La imagen no era de porcelana, eso lo percibí de inmediato. Pero ¿de qué material? Parecía cera. La cera, sin embargo, se derretiría con el calor de las velas o del verano, no podía ser pues. Era un material que nunca había visto. Yo sabía que, si tocaba a la santa, sabría con qué estaba hecha. Cuando era pequeña, nuestra empleada Rosa, irritada porque tocaba todo, solía decir: “Esta niña tienen ojos en las manos, sólo puede ver tocando”.
Yo sólo sabía ver tocando, pero sabía que si el padre entraba a la iglesia y me veía no le iba a gustar.

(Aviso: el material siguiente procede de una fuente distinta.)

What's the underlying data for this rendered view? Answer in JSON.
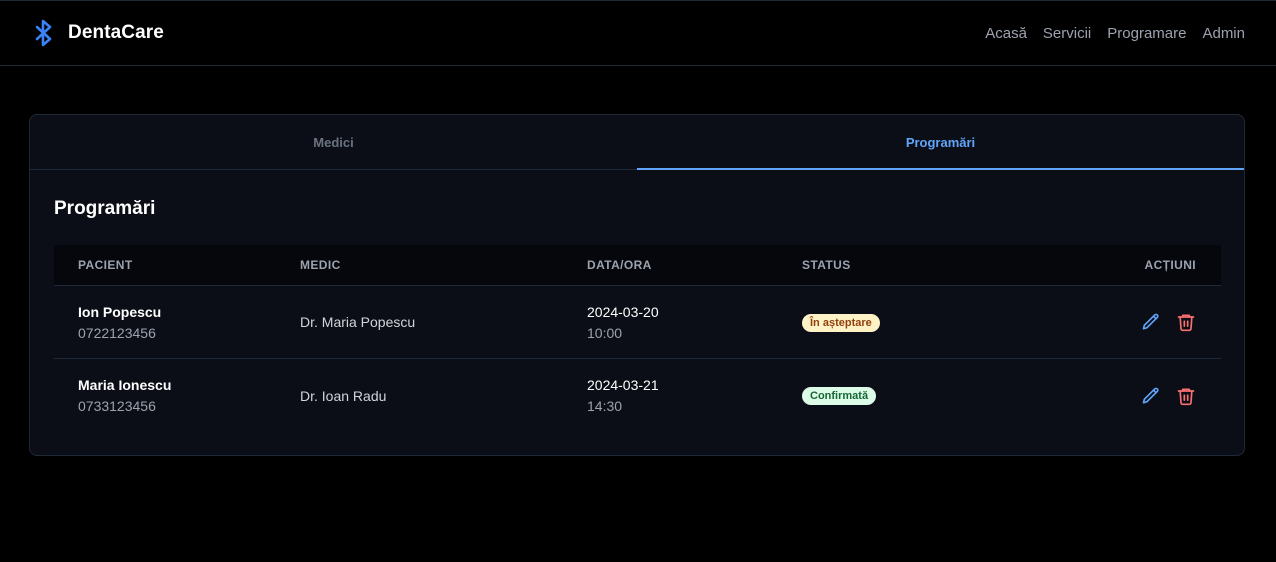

Miré a mi alrededor, la iglesia seguía vacía, entonces furtivamente extendí la mano para tocar el rostro de Santa Teresinha.
No pude completar el gesto porque del fondo de la iglesia aparecieron dos muchachas que se dirigieron hacia el féretro y allí se quedaron conmigo. Las dos se veían molestas, y nos quedamos las tres mudas allí. Hasta que una le dijo a la otra:
-A fin de cuentas ¿Cuándo vienen todos al entierro de la abuela? ¡Ella no se puede quedar a vivir en la iglesia!
Oí, o mejor dicho, mal oí, y entendí de golpe. De golpe toda pálida por dentro entendí que aquella no era Santa Teresinha y sí una mujer muerta. Una mujer muerta que yo casi había tocado con mis dedos. Casi. Por una milésima de segundo me había visto interrumpida por la llegada de las nietas de la muerta.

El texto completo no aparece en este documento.